La protection des enfants et des jeunes contre l’obésité et le diabète de type 2
Réponse à Recommandation
| Doc. 12800
| 23 novembre 2011
- Auteur(s) :
- Comité des Ministres
- Origine
- adoptée
à la 1126e réunion des Délégués des Ministres (16 novembre 2011) 2012 - Première partie de session
- Réponse à Recommandation
- : Recommandation 1966
(2011)
- Thesaurus
1. Le Comité des Ministres a examiné la
Recommandation 1966 (2011) de l'Assemblée parlementaire sur « La protection des
enfants et des jeunes contre l’obésité et le diabète de type 2 »
et l’a transmise aux instances intergouvernementales concernées
Note. Il estime que le
travail effectué par l'Assemblée constitue une vue d’ensemble intéressante
et compréhensible des questions actuelles et problématiques relatives
à la politique nutritionnelle, ainsi que de la manière dont chaque
Etat membre s’attaque à ce problème. Il l’a portée à l’attention
des gouvernements des Etats membres afin de la garder à l’esprit
et, le cas échéant, lorsqu’ils doivent faire face à de nouveaux
problèmes de santé publique.
2. En réponse aux recommandations spécifiques, le Comité des
Ministres considère que les documents politiques de base de l’OMS
dans ce domaine, auxquels la Résolution fait référence, qui peuvent
être complétés par le récent projet d’examen de l’OMS sur les politiques
nutritionnelles dans le monde (20 décembre 2010), donnent aux Etats
membres des orientations suffisantes pour renforcer la prévention
de l’obésité et du diabète de type 2. Il rappelle par ailleurs que
la communauté internationale (à savoir l’OMS ainsi que l’OMS/Europe)

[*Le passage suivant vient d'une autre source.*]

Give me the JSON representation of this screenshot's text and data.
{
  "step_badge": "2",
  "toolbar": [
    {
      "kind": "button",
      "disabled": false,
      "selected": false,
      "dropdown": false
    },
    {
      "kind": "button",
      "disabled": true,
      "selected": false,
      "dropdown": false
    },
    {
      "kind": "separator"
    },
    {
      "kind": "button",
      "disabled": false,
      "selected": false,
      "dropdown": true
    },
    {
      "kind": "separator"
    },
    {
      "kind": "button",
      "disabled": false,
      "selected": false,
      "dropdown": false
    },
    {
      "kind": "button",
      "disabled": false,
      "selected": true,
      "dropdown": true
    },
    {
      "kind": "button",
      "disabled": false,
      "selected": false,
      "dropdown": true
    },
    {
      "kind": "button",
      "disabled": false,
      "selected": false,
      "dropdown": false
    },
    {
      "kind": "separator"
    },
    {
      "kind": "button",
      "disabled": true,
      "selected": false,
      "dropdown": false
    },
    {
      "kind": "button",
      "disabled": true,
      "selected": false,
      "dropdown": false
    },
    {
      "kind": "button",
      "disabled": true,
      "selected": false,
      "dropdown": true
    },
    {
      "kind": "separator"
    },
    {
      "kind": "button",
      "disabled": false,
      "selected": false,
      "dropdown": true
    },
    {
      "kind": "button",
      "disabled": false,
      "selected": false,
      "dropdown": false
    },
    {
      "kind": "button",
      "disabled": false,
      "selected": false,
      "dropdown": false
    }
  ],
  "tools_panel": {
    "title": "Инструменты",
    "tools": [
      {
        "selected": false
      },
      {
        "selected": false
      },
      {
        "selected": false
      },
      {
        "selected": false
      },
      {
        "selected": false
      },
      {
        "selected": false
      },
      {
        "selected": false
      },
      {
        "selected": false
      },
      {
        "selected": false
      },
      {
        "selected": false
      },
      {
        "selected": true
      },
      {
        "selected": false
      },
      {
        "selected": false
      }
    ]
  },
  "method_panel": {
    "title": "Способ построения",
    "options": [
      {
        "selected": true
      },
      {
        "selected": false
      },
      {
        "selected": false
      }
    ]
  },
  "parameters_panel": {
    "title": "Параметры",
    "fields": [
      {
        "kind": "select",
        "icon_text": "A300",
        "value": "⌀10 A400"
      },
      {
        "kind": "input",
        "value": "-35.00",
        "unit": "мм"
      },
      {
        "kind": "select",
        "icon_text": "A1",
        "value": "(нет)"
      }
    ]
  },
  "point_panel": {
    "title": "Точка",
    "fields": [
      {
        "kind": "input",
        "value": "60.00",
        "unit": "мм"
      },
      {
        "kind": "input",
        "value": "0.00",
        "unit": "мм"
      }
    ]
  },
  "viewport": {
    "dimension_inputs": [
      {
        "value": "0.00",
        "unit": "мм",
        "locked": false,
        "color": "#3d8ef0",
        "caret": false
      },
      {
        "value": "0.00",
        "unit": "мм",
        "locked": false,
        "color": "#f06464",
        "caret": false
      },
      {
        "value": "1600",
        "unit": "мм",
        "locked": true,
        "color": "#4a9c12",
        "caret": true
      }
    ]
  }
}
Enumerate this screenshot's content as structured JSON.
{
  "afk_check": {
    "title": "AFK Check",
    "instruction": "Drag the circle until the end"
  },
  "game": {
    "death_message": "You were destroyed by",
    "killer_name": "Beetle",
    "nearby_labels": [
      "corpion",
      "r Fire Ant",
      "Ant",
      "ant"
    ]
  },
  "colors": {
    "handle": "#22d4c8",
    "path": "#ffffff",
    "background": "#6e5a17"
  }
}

a déjà adopté plusieurs autres instruments visant à prévenir l’obésité
et des maladies non transmissibles (parmi lesquelles figure le diabète),
comme la Stratégie mondiale pour l’alimentation, l’exercice physique
et la santé, le Plan d’action pour la Stratégie mondiale de lutte
contre les maladies non transmissibles ou le Deuxième Plan d’action
européen pour une politique alimentaire et nutritionnelle 2007-2012
de l’OMS.
3. Le Comité des Ministres estime par conséquent que l’élaboration
de nouvelles orientations pour prévenir l’obésité et le diabète
de type 2 n’apporterait aucune valeur ajoutée, puisqu’elle entraînerait
un risque de duplication du travail effectué par d’autres organisations.